If we wanted this to implement SARSA instead, the only conceptual change would be in learn: we would pass the actual next action \(a_{t+1}\) into learn and update toward \(R_{t+1} + \gamma Q(s_{t+1}, a_{t+1})\) instead of using \(\max_{a'} Q(s_{t+1}, a')\). This is the learning curve of the cartpole environment showing the score as a function of episodes: Q-learning CartPole Learning Curve

Summary

  • Monte Carlo methods learn only after full episodes; TD methods learn every time step.
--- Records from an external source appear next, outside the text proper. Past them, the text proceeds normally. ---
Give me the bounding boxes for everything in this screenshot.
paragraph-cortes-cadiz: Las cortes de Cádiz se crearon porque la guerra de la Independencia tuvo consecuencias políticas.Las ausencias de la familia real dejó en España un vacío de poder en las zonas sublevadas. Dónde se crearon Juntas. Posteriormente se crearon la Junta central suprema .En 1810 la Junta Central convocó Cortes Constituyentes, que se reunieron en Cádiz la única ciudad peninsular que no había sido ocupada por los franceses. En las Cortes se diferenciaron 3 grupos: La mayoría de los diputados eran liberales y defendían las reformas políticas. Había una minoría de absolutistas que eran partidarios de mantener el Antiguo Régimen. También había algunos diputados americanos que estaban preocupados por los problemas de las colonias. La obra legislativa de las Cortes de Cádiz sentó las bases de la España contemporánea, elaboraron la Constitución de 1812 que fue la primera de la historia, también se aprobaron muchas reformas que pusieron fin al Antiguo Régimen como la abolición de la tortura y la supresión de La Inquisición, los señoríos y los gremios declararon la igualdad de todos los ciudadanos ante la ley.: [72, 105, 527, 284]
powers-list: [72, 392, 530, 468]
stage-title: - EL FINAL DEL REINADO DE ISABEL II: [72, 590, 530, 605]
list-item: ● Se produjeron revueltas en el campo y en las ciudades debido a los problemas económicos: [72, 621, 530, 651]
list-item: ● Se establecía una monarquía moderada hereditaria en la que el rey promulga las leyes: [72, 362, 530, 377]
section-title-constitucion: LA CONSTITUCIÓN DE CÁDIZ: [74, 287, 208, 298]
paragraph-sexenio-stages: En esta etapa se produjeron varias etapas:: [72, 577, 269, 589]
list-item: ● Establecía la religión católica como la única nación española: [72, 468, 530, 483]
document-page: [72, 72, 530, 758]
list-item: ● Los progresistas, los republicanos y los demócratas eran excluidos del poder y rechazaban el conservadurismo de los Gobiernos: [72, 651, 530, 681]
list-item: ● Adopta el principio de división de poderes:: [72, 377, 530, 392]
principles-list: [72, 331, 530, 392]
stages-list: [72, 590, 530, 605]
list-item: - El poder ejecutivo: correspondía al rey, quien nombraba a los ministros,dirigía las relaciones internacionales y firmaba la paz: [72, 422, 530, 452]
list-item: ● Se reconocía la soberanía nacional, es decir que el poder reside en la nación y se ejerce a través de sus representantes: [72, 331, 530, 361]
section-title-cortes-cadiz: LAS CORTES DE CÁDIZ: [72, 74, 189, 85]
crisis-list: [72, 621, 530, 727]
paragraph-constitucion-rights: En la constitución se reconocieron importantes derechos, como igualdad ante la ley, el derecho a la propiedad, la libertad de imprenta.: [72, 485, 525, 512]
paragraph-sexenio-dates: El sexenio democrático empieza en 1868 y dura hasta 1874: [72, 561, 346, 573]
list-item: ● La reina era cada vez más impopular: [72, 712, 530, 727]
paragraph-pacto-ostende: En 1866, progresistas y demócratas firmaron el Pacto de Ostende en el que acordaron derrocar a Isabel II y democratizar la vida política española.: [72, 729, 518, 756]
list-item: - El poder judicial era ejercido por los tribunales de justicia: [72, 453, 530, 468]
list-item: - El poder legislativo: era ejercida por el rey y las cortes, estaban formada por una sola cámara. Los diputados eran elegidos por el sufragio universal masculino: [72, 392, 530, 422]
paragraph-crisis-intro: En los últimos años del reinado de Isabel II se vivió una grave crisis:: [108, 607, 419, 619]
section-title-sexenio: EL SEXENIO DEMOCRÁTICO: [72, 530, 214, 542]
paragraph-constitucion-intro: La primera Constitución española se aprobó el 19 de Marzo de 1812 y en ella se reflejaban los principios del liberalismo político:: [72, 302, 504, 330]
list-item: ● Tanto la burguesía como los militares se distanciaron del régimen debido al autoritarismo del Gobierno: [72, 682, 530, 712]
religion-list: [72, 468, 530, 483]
  • SARSA is an on-policy TD control algorithm: $$Q(s_t,a_t) \leftarrow Q(s_t,a_t) + \alpha [R_{t+1} + \gamma Q(s_{t+1},a_{t+1}) - Q(s_t,a_t)].$$
  • Q-learning is an off-policy TD control algorithm and an “optimistic” variant: $$Q(s_t,a_t) \leftarrow Q(s_t,a_t) + \alpha [R_{t+1} + \gamma \max_{a'}Q(s_{t+1},a') - Q(s_t,a_t)].$$
  • Tabular Q-learning requires discrete states; we used a digitizer to approximate CartPole’s continuous dynamics with a finite MDP.
  • The Q-learning update is implemented in Agent.learn, directly matching the mathematical form.
From here, the natural next step is to replace the Q-table with a function approximator (e.g., a neural network), leading to Deep Q-Networks (DQN) and beyond.